A l’annonce de ce énième appel du pied du FMI, beaucoup de regards s’étaient braqués sur la Société Africaine de Raffinage (SAR), qui recevrait une bonne partie de cette subvention. Mais à en croire son DG, il n’en est rien… Selon M. Oumar Kassou qui intervenait sur la radio RFM, les montants reçus de l’Etat du Sénégal ne sont que le règlement d’une dette due à la SAR depuis 2006. A cela s’ajoutent les droits de porte édictés par l’Uemoa. «Ce qui est appelé subvention doit être quand même divisé en deux. Une partie est une restructuration d’une vieille dette contractée qui a démarré en 2006 jusqu’en 2010, qui n’est pas engrangée par la SAR, mais directement versée à la banque, via un mécanisme que l’Etat a mis en place. Cela peut être vu par certains comme une subvention alors qu’elle ne l’est pas réellement. La SAR n’en profite pas aujourd’hui, c’est juste le paiement d’une dette», a indiqué le patron de la raffinerie.
Et face à un déficit budgétaire encore à 6% en 2012, les caisses de l’Etat sont encore fragiles, c’est pourquoi beaucoup d’observateurs s’accordent à croire que l’Etat, par le biais de la Commission de Régulation du Secteur de l’Energie, est dans l’obligation de revoir à la hausse le prix de l’électricité pour permettre à la boîte de souffler un peu par rapport à ses nombreuses charges.
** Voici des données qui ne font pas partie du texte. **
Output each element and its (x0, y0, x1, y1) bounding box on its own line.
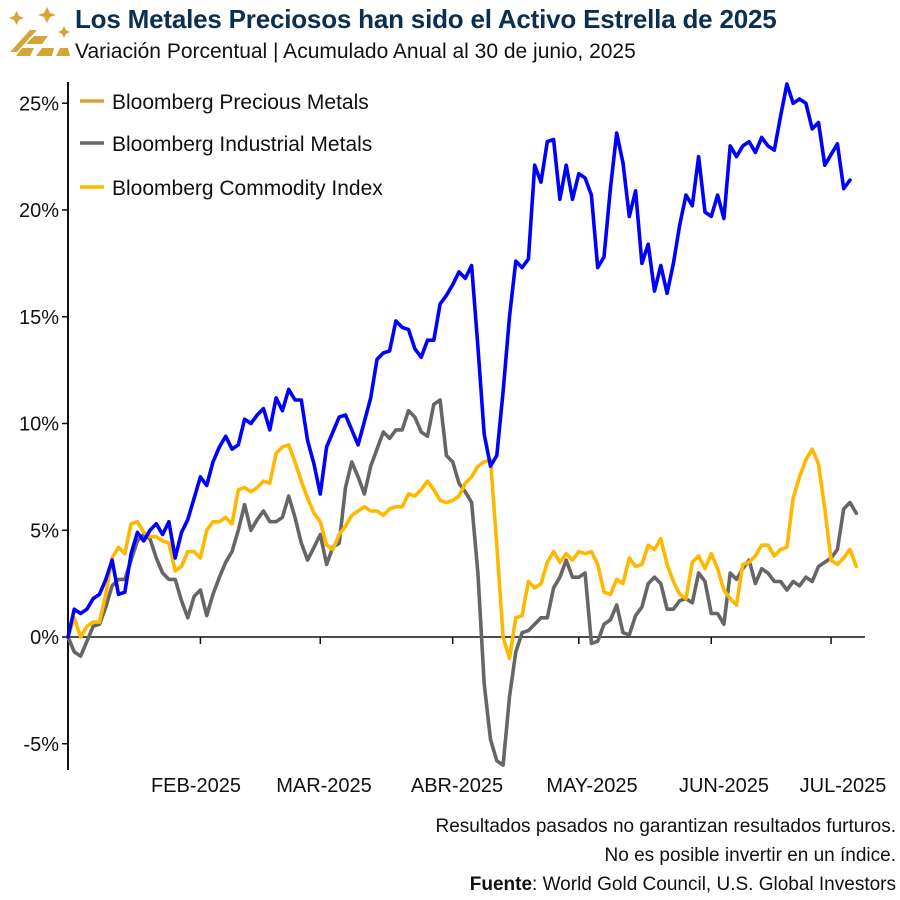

Les contours du Mix énergétique
Parlant du Mix énergétique, Boubacar Mbodj, Conseiller technique du ministre de l’Energie et des Mines en charge des Energies renouvelables et de l’efficacité énergétique, révèle que le modèle sur lequel l’Etat est en train de travailler est le BOO (Build Operate Own and Operate). «C’est-à-dire l’Etat ne veut pas de l’argent, c’est le promoteur lui-même qui vient, construit son infrastructure, à condition d’être agréé. Il le met en test, puis commence à produire et à l’injecter dans le réseau de Sénélec avec un système de comptage. Effectivement, Sénélec lui rachète toute sa production. C’est ce que l’on appelle les IPP (Indépendant Power Production). Donc, ce n’est pas un modèle BOT (Build Operate and Transfer). Dans ce cas, l’investisseur construit l’infrastructure. On lui signe un contrat de 25 ans, période durant laquelle il injecte la totalité de sa production dans le réseau de Sénélec qui l’utilise en revendant cette énergie à ses clients», dit-il.
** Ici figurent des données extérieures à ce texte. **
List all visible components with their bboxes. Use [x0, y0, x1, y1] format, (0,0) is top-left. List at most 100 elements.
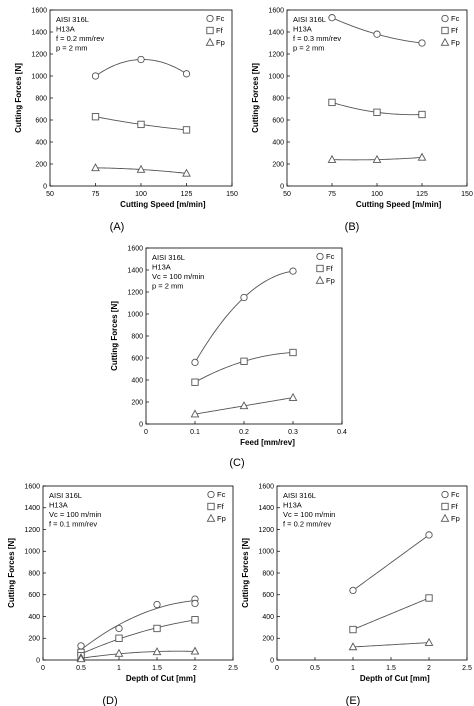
y-tick-label: 800 [262, 570, 274, 577]
legend-marker [205, 37, 215, 46]
data-point-Ff [373, 108, 381, 116]
data-point-Fp [136, 164, 146, 173]
y-tick-label: 1400 [127, 267, 143, 274]
y-tick-label: 1400 [24, 505, 40, 512]
y-axis-label: Cutting Forces [N] [251, 63, 260, 133]
data-point-Ff [182, 126, 191, 134]
x-tick-label: 0.2 [239, 429, 249, 436]
data-point-Ff [153, 624, 161, 633]
data-point-Ff [191, 616, 199, 624]
x-tick-label: 125 [416, 191, 428, 198]
legend-marker [441, 502, 449, 511]
y-tick-label: 800 [131, 333, 143, 340]
x-tick-label: 0 [144, 429, 148, 436]
data-point-Fp [372, 154, 382, 163]
data-point-Fp [417, 152, 427, 161]
chart-panel-1: 0 200 400 600 800 1000 1200 1400 1600 50 75 100 125 1… [14, 7, 238, 233]
y-axis-label: Cutting Forces [N] [110, 301, 119, 371]
y-tick-label: 200 [131, 399, 143, 406]
y-tick-label: 0 [280, 183, 284, 190]
legend-label: Fp [217, 514, 226, 523]
condition-annotation: H13A [152, 263, 171, 272]
series-line-Ff [194, 352, 294, 383]
x-axis-label: Depth of Cut [mm] [360, 674, 430, 683]
condition-annotation: AISI 316L [49, 491, 82, 500]
y-tick-label: 200 [272, 161, 284, 168]
condition-annotation: H13A [293, 25, 312, 34]
y-tick-label: 1000 [268, 73, 284, 80]
y-tick-label: 1600 [127, 245, 143, 252]
legend-marker [440, 513, 450, 522]
y-tick-label: 1200 [268, 51, 284, 58]
y-tick-label: 800 [272, 95, 284, 102]
data-point-Fc [153, 600, 161, 609]
chart-panel-4: 0 200 400 600 800 1000 1200 1400 1600 0 0.5 1 1.5 2 2.… [7, 483, 238, 706]
series-line-Fp [352, 642, 430, 648]
legend-label: Ff [451, 502, 459, 511]
data-point-Fc [191, 599, 199, 608]
data-point-Ff [115, 634, 123, 642]
legend-label: Ff [217, 502, 225, 511]
data-point-Fp [190, 409, 200, 418]
data-point-Fc [137, 55, 145, 64]
data-point-Fc [182, 70, 191, 78]
data-point-Ff [240, 357, 248, 365]
y-tick-label: 1600 [31, 7, 47, 14]
x-tick-label: 0.3 [288, 429, 298, 436]
series-line-Fc [352, 534, 430, 591]
panel-label: (D) [102, 695, 117, 706]
data-point-Fc [115, 624, 123, 633]
data-point-Fp [76, 654, 86, 663]
condition-annotation: H13A [56, 25, 75, 34]
condition-annotation: f = 0.2 mm/rev [283, 520, 331, 529]
data-point-Fc [418, 39, 426, 47]
x-tick-label: 1 [117, 665, 121, 672]
y-axis-label: Cutting Forces [N] [241, 538, 250, 608]
x-axis-label: Feed [mm/rev] [240, 438, 295, 447]
data-point-Fp [288, 392, 298, 401]
condition-annotation: f = 0.1 mm/rev [49, 520, 97, 529]
series-line-Fc [80, 600, 196, 651]
condition-annotation: p = 2 mm [56, 44, 87, 53]
y-tick-label: 200 [28, 636, 40, 643]
y-tick-label: 400 [131, 377, 143, 384]
y-tick-label: 800 [28, 570, 40, 577]
data-point-Fp [114, 648, 124, 657]
condition-annotation: H13A [49, 501, 68, 510]
chart-panel-2: 0 200 400 600 800 1000 1200 1400 1600 50 75 100 125 1… [251, 7, 473, 233]
legend-label: Fc [451, 490, 460, 499]
condition-annotation: H13A [283, 501, 302, 510]
y-tick-label: 400 [262, 614, 274, 621]
y-tick-label: 600 [272, 117, 284, 124]
legend-label: Fp [451, 514, 460, 523]
data-point-Fc [373, 30, 381, 38]
y-tick-label: 1200 [31, 51, 47, 58]
series-line-Ff [80, 619, 196, 655]
data-point-Fc [77, 642, 85, 650]
x-tick-label: 0.5 [76, 665, 86, 672]
x-axis-label: Depth of Cut [mm] [126, 674, 196, 683]
x-tick-label: 150 [226, 191, 238, 198]
legend-marker [206, 513, 216, 522]
series-line-Fc [331, 17, 423, 44]
legend-label: Fc [326, 252, 335, 261]
x-axis-label: Cutting Speed [m/min] [120, 200, 206, 209]
data-point-Ff [91, 113, 100, 121]
legend-marker [316, 252, 324, 261]
data-point-Fc [240, 293, 248, 302]
x-tick-label: 2.5 [462, 665, 472, 672]
x-tick-label: 0 [275, 665, 279, 672]
y-tick-label: 1000 [258, 549, 274, 556]
panel-label: (E) [346, 695, 361, 706]
data-point-Fc [289, 267, 297, 275]
legend-label: Fp [216, 38, 225, 47]
data-point-Fp [239, 401, 249, 410]
data-point-Fc [191, 358, 199, 367]
x-tick-label: 75 [92, 191, 100, 198]
legend-label: Fc [217, 490, 226, 499]
data-point-Fp [182, 168, 191, 177]
x-tick-label: 125 [181, 191, 193, 198]
legend-marker [441, 490, 449, 499]
data-point-Fp [152, 647, 162, 656]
Par ailleurs, le Sénégal ambitionne dans la nouvelle Lettre de Politique de Développement du Secteur de l’Energie (LPDSE) d’électrifier le pays à hauteur de 70% avec 20% réservés aux énergies renouvelables. Et selon M. Mbodj, entre le mois de mai et de décembre 2012, plus de 50 projets ont été sélectionnés entre le solaire, l’éolien et la biomasse.
«Ce travail a été fait et a été relativement réussi puisque ce n’est pas l’offre des entreprises qui a manqué, au contraire. Elles continuent de déposer des dossiers pour être agréées par l’Etat. Au Sénégal, le monopole du transport et de la distribution est assuré par Sénélec. C’est la production qui a été libéralisée. C’est- à-dire un privé peut avoir une centrale solaire et produire de l’énergie. Mais, il faut au préalable, avoir un contrat avec Sénélec. Donc, à ce jour, il ne peut pas y avoir de projet d’énergies renouvelables en dehors du processus mis en place, c’est le système des agréments qui maintenant fini. Des entreprises identifiées ont été agrées et sont dans la phase de signature des contrats», révèle-t-il.